FY2018: Prison $21,903 vs. treatment $2,371 per person.
Treatment courts (Missouri)
Drug/treatment courts pair accountability with services. A statewide fiscal note pegged the per-participant cost at ~$1,739 (FY2018), with other Missouri analyses showing long-term savings as reduced re-offense rates compound.
Residential treatment pricing (private market)
Private-pay residential programs can be costly (one survey estimates ~$56,782 for 13 weeks in Missouri), but this reflects market/luxury pricing and isn’t what public systems typically pay. Publicly funded outpatient and medication-assisted care are far lower and the most scalable for justice-involved populations.
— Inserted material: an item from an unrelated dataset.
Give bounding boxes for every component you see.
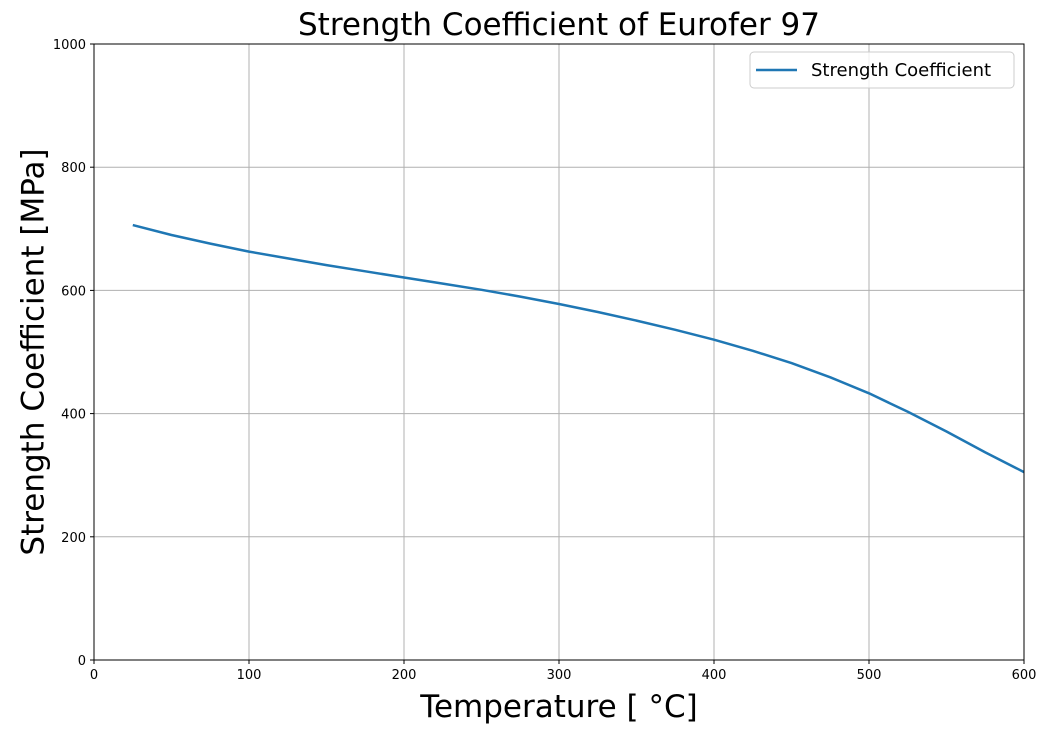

> Missouri’s own data show community treatment often runs between $1,700 and $2,400 per person—saving tens of thousands compared to prison per person, per year.
The national picture looks the same
Across the U.S., states spent $64–66 billion on corrections in recent years. A typical state spends ~$65,000 per incarcerated person per year, with wide variation. (Some states are lower; a few are dramatically higher.)
Why this matters for public safety and families
Treatment reduces re-offense. Missouri’s DMH has documented lower re-incarceration rates for people who complete community-based treatment compared to those who needed care and didn’t receive it.
Evidence-based care saves lives and money. From treatment courts to medication-assisted treatment (MAT), studies consistently show better outcomes and lower costs than incarceration alone.
A faithful, practical response
Sinner’s Fellowship Ministries believes people are not disposable. Many neighbors cycle through jail because their illnesses go untreated. Directing eligible non-violent offenders into treatment, peer support, housing, employment help, and faith-based community—instead of prison—can:
Save Missouri taxpayers tens of thousands of dollars per person each year,
Reduce crime and relapse, and
Reunite families with healthier mothers, fathers, sons, and daughters.
What we’re asking leaders to consider
1. Expand treatment-first pathways (diversion, treatment courts, and reentry services) for non-violent, addiction- and mental-health-driven offenses.
2. Fund community treatment at scale through MO HealthNet and DMH so counties and courts can reliably refer people to care.
3. Use Missouri’s own cost numbers to guide policy: replacing even a portion of prison admissions with treatment can free resources for law enforcement, victims’ services, and prevention.
Sources (selected)
Missouri Senate Fiscal Note (Mar. 8, 2024): DOC $26.55/day (marginal); $99.90/day (full); ~$36,464/year at full cost.
The Beacon reporting on county jail reimbursements and real costs (July 2, 2024).
Missouri DMH comparisons of incarceration vs. treatment costs (FY2012 & FY2018).
Missouri Treatment Courts cost and ROI snapshots.
USAFacts overview of state spending per prisoner nationwide.